AML – Yossi Benayoun
Only three English teams in history have won an away Champions League match at the Santiago Bernabeu: Manchester City this season, Arsenal in 2006 and Liverpool in 2009.
The scorer in Liverpool’s 1-0 victory? Benayoun.
The Israeli was a tricky, intelligent operator who worked well with glory men Steven Gerrard and Fernando Torres during Rafa Benitez’s better years.

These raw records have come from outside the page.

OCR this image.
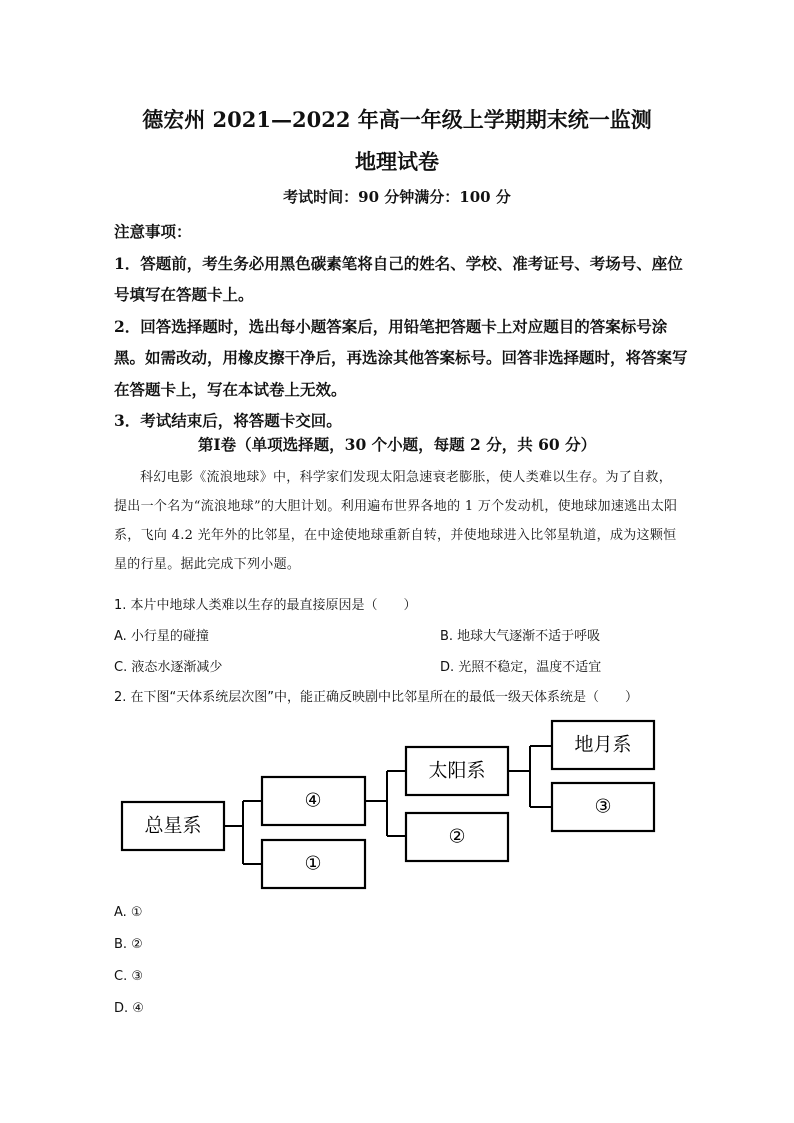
德宏州 2021—2022 年高一年级上学期期末统一监测
地理试卷
考试时间：90 分钟满分：100 分

注意事项：

1．答题前，考生务必用黑色碳素笔将自己的姓名、学校、准考证号、考场号、座位号填写在答题卡上。

2．回答选择题时，选出每小题答案后，用铅笔把答题卡上对应题目的答案标号涂黑。如需改动，用橡皮擦干净后，再选涂其他答案标号。回答非选择题时，将答案写在答题卡上，写在本试卷上无效。

3．考试结束后，将答题卡交回。

第Ⅰ卷（单项选择题，30 个小题，每题 2 分，共 60 分）
科幻电影《流浪地球》中，科学家们发现太阳急速衰老膨胀，使人类难以生存。为了自救，提出一个名为“流浪地球”的大胆计划。利用遍布世界各地的 1 万个发动机，使地球加速逃出太阳系，飞向 4.2 光年外的比邻星，在中途使地球重新自转，并使地球进入比邻星轨道，成为这颗恒星的行星。据此完成下列小题。
1. 本片中地球人类难以生存的最直接原因是（　　）
A. 小行星的碰撞	B. 地球大气逐渐不适于呼吸
C. 液态水逐渐减少	D. 光照不稳定，温度不适宜
2. 在下图“天体系统层次图”中，能正确反映剧中比邻星所在的最低一级天体系统是（　　）
总星系
④
①
太阳系
②
地月系
③
A. ①
B. ②
C. ③
D. ④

He also became the first player in history to score a Premier League, Champions League and FA Cup hat-trick.
CAM – Maxi Rodriguez
A goal-scoring midfielder of great pedigree, Rodriguez – perhaps most famous for his World Cup 2006 stunner against Mexico – scored 17 in three seasons (often from distance) between 2009 and 2012 for Liverpool, and was a creative spark during a period of pretty abject mediocrity.
After leaving Anfield in 2012, he continued to shine for Newell’s Old Boys until 2017, suggesting – like Meireles – he might’ve been let go a little too early.
ST – Emile Heskey
Before he became a byword for a forward who doesn’t score, there was a time when Heskey was actually one of the Premier League’s most feared strikers, a sort of throwback number nine who could be target man, battering ram and poacher.
Though (obviously) never prolific, Heskey still bagged 60 for Liverpool in four-and-a-half seasons, with 22 of those coming in that 2000/01 campaign, while he helped facilitate the style of natural finishers Michael Owen and Robbie Fowler.